All failures are counted, per EEPROM address. Whenever the maximum number of failures at any single address increases, a map is printed with the counts for each of the 512 bytes. Here’s the startup situation – no errors yet:

The map counts are encoded as single characters:
0 = "."
1 to 9 = "1" .. "9"
10 to 35 = "a" .. "z"
36 to 61 = "A" .. "Z"
62 and up = "?"
Every 100 cycles, the cycle count is printed, just to let me know that the sketch is still running. Unfortunately, re-writing all 512 bytes in EEPROM is way slower than yesterday’s test, over 1 second per cycle. So I also added an LED to toggle on each cycle:

Now the waiting begins… it’s going to take hours (maybe even days!) to force the next failure again.
And one thing is clear: it’s not easy to get these chips to fail quickly!
Update – 100,000 cycles later, no new failure yet…
Is there any reason to believe that EEPROM locations other than 0 are broken?
Good Q. My hunch is that EEPROM is banked, and that single-byte writes might well do larger erase/writes underneath, so this was an experiment to test just that. If there is banking going on behind the scenes, I would expect a few bytes above address 0 to also fail occasionally.
So the memory is not defect, but just unreliable. If you would just would do a readback, compare and a rewrite in case it was incorrect you are able to use the memory untill all the smoke of that one byte is released ? (as in: “A chip is defect when the magical smoke is released”).

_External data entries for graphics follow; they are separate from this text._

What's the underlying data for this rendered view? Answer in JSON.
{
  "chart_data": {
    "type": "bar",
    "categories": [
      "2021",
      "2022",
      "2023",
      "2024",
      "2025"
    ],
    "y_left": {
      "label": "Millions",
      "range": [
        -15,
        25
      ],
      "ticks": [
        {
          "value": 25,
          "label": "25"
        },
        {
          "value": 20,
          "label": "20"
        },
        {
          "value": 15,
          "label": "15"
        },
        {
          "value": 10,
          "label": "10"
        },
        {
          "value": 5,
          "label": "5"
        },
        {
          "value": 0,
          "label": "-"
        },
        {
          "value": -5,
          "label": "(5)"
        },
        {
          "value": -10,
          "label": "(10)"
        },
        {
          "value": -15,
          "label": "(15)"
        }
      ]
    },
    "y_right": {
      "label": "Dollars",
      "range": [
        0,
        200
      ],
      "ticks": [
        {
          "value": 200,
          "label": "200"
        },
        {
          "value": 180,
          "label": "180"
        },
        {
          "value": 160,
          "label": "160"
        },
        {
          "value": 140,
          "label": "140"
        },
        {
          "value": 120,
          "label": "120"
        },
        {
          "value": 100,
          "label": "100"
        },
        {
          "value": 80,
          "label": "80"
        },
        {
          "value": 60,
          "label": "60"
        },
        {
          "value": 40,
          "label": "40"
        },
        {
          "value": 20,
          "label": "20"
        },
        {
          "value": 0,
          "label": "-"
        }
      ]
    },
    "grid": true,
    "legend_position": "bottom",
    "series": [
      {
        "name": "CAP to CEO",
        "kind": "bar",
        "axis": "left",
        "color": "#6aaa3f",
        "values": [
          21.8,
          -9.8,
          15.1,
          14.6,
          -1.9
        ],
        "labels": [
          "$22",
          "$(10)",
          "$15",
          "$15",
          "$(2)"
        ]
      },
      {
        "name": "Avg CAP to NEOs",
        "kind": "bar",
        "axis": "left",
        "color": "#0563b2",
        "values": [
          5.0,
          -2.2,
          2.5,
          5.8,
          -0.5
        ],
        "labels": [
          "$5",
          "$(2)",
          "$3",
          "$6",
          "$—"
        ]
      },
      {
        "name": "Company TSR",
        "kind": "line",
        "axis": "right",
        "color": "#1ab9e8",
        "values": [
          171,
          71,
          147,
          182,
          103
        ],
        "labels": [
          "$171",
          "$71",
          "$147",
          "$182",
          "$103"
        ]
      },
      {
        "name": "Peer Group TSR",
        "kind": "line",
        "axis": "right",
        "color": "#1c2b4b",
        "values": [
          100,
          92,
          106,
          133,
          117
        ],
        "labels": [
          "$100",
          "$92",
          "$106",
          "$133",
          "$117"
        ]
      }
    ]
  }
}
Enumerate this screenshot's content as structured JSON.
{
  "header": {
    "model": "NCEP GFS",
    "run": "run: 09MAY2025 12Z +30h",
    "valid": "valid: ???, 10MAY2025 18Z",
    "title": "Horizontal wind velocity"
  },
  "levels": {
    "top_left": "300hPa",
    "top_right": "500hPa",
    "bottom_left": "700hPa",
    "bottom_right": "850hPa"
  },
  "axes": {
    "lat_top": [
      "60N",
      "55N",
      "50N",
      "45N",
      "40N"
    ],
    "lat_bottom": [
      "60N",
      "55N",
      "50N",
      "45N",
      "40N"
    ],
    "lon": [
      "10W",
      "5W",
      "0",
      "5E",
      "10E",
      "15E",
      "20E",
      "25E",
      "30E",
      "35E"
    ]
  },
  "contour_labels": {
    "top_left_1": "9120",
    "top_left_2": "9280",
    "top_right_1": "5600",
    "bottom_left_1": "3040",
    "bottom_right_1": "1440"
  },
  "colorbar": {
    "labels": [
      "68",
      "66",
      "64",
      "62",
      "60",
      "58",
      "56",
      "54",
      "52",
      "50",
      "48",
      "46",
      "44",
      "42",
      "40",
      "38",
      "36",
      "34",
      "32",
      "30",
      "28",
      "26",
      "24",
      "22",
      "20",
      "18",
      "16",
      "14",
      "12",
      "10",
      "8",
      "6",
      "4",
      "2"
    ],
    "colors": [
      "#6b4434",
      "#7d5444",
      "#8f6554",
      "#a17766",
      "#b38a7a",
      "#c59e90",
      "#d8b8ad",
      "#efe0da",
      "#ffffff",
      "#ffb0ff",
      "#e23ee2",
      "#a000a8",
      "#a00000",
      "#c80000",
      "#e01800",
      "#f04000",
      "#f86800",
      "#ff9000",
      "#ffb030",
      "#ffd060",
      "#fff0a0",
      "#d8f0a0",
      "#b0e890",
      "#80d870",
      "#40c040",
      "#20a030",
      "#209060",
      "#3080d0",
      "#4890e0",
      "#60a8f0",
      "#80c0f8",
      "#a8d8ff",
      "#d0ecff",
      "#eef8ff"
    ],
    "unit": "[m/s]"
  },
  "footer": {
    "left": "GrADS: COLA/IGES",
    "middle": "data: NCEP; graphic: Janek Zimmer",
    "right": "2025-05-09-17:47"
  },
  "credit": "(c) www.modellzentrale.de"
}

If there was some load-levelling scheme implemented behind the scenes, the entire memory might be worn out, after virtual address 0 got successively remapped to every other address. Not sure how likely that kind of complexity is in this case, though.
Did it fail yet ?
No, I disconnected it after two days. Should probably redo the test with a fresh ATmega to draw conclusions.